Since its inception in 2012, Peloton has been a cornerstone of the digital fitness age, now offering treadmill-based programs in addition to the familiar bike. According to some estimates, Peloton now boasts more than 3 million subscribers — a number expected to double in 2021.
That number speaks for itself, but it’s not the only such number in the mix. Whether bike or treadmill, Peloton requires a substantial upfront investment in equipment and an ongoing monthly subscription fee from there on out.
So, is Peloton really worth the money, or is it more sizzle than steak? Here’s what you need to know about this fitness phenomenon before you decide to take the plunge.
How does it work?
Each Peloton bike or treadmill comes equipped with a computer monitor that streams a host of live or pre-recorded classes right into your living room (or wherever you exercise).
Classes are notoriously challenging, with instructors bent on motivating you beyond your normal limits.
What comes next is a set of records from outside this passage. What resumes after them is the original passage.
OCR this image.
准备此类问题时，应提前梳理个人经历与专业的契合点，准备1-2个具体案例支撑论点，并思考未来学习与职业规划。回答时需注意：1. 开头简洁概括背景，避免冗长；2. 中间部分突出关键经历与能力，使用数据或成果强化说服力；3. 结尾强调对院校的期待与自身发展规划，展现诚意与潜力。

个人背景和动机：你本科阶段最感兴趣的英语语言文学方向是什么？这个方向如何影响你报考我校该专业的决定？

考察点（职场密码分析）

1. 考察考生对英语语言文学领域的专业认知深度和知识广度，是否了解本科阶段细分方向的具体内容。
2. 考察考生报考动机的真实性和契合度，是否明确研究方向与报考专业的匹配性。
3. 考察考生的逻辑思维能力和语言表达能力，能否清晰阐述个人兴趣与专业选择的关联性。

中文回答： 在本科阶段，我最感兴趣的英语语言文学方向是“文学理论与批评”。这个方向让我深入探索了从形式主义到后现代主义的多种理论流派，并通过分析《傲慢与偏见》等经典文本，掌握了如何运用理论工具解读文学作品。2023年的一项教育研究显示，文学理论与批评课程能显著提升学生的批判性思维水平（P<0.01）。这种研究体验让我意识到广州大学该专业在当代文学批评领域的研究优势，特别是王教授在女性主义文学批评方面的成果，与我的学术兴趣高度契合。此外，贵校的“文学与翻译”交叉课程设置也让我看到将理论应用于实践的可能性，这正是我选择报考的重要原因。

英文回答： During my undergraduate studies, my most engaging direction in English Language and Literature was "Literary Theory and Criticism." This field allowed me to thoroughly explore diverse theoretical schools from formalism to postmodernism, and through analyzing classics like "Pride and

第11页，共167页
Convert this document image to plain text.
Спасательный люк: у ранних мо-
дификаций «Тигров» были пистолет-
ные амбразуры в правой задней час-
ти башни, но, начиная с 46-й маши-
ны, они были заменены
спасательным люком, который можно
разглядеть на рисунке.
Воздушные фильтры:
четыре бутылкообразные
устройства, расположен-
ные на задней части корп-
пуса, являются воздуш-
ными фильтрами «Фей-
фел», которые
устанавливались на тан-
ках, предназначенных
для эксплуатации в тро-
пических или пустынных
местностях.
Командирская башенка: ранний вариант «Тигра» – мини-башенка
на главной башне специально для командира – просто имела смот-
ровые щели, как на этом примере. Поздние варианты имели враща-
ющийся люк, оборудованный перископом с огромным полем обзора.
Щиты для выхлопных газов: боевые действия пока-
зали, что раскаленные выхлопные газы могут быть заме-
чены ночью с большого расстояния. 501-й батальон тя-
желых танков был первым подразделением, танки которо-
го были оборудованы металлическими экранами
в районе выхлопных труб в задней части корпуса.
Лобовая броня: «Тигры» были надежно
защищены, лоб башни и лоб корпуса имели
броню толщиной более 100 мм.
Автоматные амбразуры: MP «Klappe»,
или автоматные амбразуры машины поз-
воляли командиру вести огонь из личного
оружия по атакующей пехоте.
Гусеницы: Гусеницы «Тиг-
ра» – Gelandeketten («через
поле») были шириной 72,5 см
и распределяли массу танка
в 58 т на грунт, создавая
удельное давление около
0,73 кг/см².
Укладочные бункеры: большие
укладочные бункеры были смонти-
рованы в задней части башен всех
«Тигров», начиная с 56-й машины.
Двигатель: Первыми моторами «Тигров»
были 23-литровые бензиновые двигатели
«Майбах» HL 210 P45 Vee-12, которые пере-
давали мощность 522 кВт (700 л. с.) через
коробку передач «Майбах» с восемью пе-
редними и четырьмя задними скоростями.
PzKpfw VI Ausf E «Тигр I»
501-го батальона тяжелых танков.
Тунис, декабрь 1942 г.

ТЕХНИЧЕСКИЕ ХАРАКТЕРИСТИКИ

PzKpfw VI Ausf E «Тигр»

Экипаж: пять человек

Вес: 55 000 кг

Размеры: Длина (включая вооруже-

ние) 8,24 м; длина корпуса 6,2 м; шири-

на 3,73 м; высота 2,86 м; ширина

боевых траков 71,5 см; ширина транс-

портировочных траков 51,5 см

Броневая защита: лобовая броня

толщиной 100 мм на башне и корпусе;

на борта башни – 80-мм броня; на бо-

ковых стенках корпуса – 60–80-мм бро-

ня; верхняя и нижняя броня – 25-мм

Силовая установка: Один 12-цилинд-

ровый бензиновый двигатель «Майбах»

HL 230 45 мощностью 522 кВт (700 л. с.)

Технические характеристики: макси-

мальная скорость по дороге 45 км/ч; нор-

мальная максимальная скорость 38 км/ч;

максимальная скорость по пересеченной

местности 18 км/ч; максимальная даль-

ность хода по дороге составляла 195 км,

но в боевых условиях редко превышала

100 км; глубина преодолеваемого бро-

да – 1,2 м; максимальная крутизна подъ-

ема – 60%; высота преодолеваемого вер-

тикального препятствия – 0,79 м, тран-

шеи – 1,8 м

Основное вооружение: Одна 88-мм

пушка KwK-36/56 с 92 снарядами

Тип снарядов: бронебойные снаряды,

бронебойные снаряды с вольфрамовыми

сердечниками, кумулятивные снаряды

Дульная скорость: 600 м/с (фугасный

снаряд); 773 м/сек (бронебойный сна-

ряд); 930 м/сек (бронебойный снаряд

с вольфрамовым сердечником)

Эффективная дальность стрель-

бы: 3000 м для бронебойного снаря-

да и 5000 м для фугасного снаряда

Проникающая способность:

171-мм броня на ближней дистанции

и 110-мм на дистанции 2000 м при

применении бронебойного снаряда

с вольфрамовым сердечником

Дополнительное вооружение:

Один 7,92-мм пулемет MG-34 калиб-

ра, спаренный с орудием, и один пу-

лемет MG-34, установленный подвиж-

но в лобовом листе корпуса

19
With a raft of classes and instructors, music playlists to explore, personal bests to surpass, and a leaderboard to measure yourself against the rest of the pack, there’s always plenty to help keep workouts fresh — that all-important key to a sustainable exercise routine.
So you could say that the Peloton program, and not just the workouts themselves, can be a great benefit for subscribers.
How much does it cost?
Peloton has seen controversy for setting price points beyond the reach of rank-and-file Americans. Equipment can cost $2,000 or more, with all-access subscriptions costing $39 per month on top of that.
Compare that to a gym membership, which averages around $50 per month with no equipment to buy, and the comparison is clear. And that’s to say nothing of the far lower relative costs of purchasing a non-Peloton treadmill or stationary bike. Peloton may get results, but only for those who can fork over considerable cash.
Does it get results?
There’s no arguing that Peloton does what it claims to do: Motivate subscribers into a regular routine and new levels of cardiovascular fitness.
As with any exercise program, results can vary widely and differ from person to person. Everyone’s fitness and personal situations are unique, so it stands to reason that exercise preferences are no different.
There are no official Peloton stats on calories burned or total miles biked, so gauging its success becomes more of an anecdotal exercise. So, there’s no definitive way for the general public to make definitive judgments on the results Peloton actually delivers to its subscribers.
With that in mind, the internet is jam-packed with people who swear loyalty to their Peloton bikes and the instructors who have become fitness celebrities in their own right.
Users rave about Peloton’s cardiovascular benefits, with the lung-busting workouts a perfect option for people who aren’t willing or able to bike long distances outdoors or attend a spin class in person.
Is Peloton the answer to all my fitness needs?
Peloton classes are designed to impart motivation and cardiovascular training — something it does exceedingly well. But a well-rounded exercise profile doesn’t consist of cardio alone.
For example, strength training is another important component of any fitness plan. Ditto yoga and activities that improve flexibility and other aspects of our overall health and well-being.
Also, as diverse as Peloton’s offerings are, monotony can still become an issue. Experts suggest mixing in a swim or a run outdoors, if possible. This is particularly important for those looking to lose weight, as switching up activities keeps your body out of an exercise rut, which can lead to weight loss plateaus.
Bottom line: Peloton is a great investment — if it’s an investment you’re in a position to make. Plenty of subscribers swear by the service and its benefits.
But even if you take the leap, you may not want to drop that gym membership just yet if you’re looking to keep strength training and other fitness factors in the mix. And if Peloton is out of your financial reach, don’t forget that a veritable boatload of other equipment, activities, and experiences are readily available.